The results of their experiments confirmed that deleting Alox15 in the experimental mice preserved beta cells, reduced the number of immune T cells infiltrating the islet environment, and prevented T1D from developing in both male and female animals. The mice also showed increased expression of the gene encoding a protein called PD-L1 that suppresses autoimmunity. “Mice lacking Alox15 in beta cells exhibit an increase in a population of beta cells expressing the gene encoding the protein programmed death ligand 1 (PDL1), which engages receptors on immune cells to suppress autoimmunity,” they wrote. “Our findings show that in the absence of Alox15, there is increased generation of PD-L1 on beta cells that may account, at least in part, for the cellular crosstalk that leads to suppression of insulitis and effector T cell subtypes and the protection from T1D.”

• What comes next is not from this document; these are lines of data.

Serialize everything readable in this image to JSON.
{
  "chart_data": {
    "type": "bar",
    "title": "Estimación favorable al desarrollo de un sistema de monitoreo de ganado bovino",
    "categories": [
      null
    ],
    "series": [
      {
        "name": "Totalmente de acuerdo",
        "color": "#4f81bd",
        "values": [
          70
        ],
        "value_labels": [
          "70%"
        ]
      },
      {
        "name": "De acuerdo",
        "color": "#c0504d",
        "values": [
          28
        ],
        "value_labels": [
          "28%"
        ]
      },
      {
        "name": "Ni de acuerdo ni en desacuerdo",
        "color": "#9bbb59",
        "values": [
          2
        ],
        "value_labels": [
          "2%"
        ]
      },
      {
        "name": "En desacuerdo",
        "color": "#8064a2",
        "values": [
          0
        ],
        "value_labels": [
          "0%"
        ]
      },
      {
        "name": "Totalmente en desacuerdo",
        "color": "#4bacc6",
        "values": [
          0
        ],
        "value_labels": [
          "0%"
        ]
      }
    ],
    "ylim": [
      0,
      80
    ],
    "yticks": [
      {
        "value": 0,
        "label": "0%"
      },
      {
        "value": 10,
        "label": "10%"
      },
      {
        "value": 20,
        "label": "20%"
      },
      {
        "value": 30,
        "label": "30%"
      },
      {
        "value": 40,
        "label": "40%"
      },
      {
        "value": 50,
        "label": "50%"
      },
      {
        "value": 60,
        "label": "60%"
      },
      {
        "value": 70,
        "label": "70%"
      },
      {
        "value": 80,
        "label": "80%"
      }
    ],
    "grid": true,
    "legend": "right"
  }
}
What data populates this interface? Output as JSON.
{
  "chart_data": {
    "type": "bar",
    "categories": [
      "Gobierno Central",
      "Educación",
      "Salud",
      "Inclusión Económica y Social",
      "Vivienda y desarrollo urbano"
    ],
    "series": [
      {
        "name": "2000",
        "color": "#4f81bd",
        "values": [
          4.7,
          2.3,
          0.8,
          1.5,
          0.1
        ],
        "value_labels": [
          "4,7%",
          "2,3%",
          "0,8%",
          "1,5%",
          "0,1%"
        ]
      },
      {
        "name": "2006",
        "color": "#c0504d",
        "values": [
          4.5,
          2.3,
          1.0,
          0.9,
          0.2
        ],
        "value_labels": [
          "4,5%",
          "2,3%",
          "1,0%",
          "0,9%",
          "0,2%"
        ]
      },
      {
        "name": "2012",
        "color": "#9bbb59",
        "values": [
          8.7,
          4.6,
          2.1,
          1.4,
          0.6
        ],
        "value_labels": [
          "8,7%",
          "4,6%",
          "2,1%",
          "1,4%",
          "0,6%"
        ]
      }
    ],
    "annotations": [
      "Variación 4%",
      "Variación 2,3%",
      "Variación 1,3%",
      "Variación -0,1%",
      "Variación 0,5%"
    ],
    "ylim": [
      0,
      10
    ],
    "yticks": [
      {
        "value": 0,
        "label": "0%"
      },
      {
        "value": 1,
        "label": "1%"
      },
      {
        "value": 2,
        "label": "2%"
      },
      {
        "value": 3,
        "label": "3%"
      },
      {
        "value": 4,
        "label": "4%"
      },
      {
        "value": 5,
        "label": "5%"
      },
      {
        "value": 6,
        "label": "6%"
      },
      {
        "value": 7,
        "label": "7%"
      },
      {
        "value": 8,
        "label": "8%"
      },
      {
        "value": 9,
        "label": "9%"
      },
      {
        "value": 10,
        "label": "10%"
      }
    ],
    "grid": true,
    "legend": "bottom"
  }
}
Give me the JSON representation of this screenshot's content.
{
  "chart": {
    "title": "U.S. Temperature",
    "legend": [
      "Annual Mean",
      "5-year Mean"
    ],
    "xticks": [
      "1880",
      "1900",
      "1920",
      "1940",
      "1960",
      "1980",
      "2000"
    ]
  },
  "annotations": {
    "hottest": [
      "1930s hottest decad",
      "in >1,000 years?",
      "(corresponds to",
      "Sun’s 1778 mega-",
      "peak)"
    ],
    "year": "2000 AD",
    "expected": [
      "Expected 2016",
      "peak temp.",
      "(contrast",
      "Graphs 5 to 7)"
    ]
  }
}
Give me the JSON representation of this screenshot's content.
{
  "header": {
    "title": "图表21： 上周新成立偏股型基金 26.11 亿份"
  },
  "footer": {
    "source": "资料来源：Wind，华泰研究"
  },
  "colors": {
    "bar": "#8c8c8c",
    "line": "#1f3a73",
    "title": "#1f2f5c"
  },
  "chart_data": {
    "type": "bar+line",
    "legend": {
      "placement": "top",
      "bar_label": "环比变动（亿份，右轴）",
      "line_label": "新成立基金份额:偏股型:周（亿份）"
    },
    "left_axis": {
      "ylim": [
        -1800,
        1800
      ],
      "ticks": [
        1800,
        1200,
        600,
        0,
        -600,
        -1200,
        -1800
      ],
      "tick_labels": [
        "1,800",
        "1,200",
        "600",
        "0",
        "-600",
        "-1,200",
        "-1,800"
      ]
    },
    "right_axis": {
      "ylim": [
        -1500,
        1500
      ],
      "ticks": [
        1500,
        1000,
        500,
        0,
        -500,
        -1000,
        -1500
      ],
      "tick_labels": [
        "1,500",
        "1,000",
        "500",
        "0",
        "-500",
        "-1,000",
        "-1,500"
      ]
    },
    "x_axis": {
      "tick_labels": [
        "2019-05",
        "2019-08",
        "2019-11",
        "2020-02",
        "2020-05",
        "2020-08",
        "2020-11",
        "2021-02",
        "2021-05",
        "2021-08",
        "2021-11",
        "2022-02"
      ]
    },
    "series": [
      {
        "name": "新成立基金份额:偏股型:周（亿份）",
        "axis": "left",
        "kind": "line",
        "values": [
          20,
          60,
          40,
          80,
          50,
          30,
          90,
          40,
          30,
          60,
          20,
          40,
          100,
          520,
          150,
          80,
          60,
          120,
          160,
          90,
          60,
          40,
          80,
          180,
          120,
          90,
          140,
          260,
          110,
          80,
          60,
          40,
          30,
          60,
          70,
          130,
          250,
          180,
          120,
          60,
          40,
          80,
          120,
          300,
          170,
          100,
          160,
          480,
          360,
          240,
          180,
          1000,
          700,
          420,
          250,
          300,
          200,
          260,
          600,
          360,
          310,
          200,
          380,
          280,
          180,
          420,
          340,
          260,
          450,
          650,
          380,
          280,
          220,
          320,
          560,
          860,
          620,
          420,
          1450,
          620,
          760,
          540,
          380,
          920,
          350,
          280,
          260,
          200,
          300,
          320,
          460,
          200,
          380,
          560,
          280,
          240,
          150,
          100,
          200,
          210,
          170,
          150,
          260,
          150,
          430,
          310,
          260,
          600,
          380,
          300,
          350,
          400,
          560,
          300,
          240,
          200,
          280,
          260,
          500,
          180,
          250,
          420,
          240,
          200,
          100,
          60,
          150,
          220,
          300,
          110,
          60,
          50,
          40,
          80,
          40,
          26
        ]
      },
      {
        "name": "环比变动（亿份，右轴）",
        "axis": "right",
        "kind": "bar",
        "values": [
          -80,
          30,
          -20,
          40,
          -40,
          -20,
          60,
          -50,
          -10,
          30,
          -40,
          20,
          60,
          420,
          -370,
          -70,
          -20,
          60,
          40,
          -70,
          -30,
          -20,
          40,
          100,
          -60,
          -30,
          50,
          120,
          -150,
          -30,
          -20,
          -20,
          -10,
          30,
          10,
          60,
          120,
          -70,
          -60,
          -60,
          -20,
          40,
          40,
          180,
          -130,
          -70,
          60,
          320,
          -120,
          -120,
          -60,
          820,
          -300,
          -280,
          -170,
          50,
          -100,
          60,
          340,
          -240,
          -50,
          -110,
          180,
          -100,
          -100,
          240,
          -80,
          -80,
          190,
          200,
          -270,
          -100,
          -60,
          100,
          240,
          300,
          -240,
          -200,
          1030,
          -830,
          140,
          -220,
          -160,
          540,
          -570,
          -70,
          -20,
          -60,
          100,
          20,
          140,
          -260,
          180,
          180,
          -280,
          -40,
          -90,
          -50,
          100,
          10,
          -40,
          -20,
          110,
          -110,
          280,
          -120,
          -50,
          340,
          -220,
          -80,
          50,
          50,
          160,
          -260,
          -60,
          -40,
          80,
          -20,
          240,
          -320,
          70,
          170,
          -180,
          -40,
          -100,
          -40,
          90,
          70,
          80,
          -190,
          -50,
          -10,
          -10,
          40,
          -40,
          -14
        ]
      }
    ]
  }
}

The study has interesting connections to cancer treatments that harness the immune system to fight tumors. Cancer cells often express the PD-L1 protein to suppress the immune system and evade the body’s defenses. Checkpoint inhibitors target this protein, by inhibiting or removing the PD-L1 brakes and effectively unleashing the immune system to attack tumors. In the study in Cell Reports, increased PD-L1 in the knockout mice served its intended purpose by preventing the immune system from attacking the beta cells.

Tersey and colleagues then tested a drug designated ML355 that inhibits the 12/15-Lipoxygenase enzyme, on human beta cells. They found that this drug increased levels of PD-L1, suggesting that it could interrupt the autoimmune response and prevent diabetes from developing. Ideally, the drug would be given either to individuals who are at high risk of T1D because of family history and show early signs of developing T1D, or to patients shortly after a T1D diagnosis, and so before too much damage has been done to the pancreas. Mirmira and his team are taking the first steps to start clinical trials to test a possible treatment using ML355.

“This study certainly suggests that inhibiting the enzyme in humans can increase levels of PD-L1, which is very promising,” Mirmira said. “With beta cell targeted therapeutics, we believe that as long as the disease hasn’t progressed to the point that there’s massive destruction of beta cells, you can catch an individual before that process starts and prevent the disease progression altogether.”